Olivia Rodrigo has revealed that some fans wear nappies at her concerts to remain at the front barrier all day without needing to use the toilet. The pop star, 23, made the confession while promoting her new album, You Seem Pretty Sad for a Girl So in Love, on KISS Radio. When asked about the strangest place she had ever used the toilet, Rodrigo admitted she couldn't think of an answer for herself. However, she did share that she has encountered fans at concerts and festivals who wear nappies so they can stay at the front row without leaving. As a performer, she explained, this is something she has not only witnessed but also smelled wafting up from the front row. 'I think about it kind of often,' she said, a haunted look in her eyes, as if she could smell shadows of the odor even then.
Concert Culture Shift
This revelation highlights a troubling shift in concert culture. Over the last decade, concerts have transformed from shared cultural experiences into hybrid events that function as entertainment, competition, endurance sport, and status symbol. The music is still there, but wrapped around it is an economy of access and exclusivity that grows larger each year. Conversations now revolve around who got barricade, how quickly tickets sold out, whether someone secured a VIP package, or whether the artist made eye contact. Attending is only part of the achievement; what matters is securing the most desirable version of the experience when viewed from the outside.
The Cost of Access
Part of this shift is due to the increasing difficulty and expense of accessing live music. Tickets for major artists routinely disappear within minutes on online retailers, dynamic pricing can send costs soaring, and resellers hoover up inventory and relist it at eye-watering markups. This makes getting into the venue feel like a competitive achievement. Once something becomes scarce, people start attaching status to it. The Taylor Swift Eras Tour was a clear example: attending the tour became a cultural signifier, communicating access, resources, or social connections. Celebrity attendance lists became part of the spectacle, and people who could barely name three songs seemed desperate to secure tickets.
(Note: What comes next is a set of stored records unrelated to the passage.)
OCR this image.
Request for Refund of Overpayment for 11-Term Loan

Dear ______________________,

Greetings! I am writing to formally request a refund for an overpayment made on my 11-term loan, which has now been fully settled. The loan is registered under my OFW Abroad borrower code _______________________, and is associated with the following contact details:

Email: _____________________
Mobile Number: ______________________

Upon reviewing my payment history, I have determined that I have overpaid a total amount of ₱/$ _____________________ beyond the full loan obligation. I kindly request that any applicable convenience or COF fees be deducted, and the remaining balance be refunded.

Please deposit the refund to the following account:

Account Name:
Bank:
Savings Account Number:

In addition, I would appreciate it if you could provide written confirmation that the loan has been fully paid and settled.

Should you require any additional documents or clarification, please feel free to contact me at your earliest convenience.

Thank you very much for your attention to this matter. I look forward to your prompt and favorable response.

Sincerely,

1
Online Display and Competition
What's different now is that every experience exists simultaneously online. The concert no longer ends when you leave the stadium; it continues on TikTok, Instagram, and X, where the experience can be displayed, measured, and compared against others. Rodrigo's story suggests we have quietly accepted a version of concert culture where enjoying the show is no longer enough, or even the point. The goal seems to be winning by proving you had the best seat, the best view, and the closest proximity to the artist. Nobody can smell the nappy through a phone screen; they can only envy the view. So who cares if you were miserable the whole time? It only matters that it looked like you had a blast in your coveted front row seat.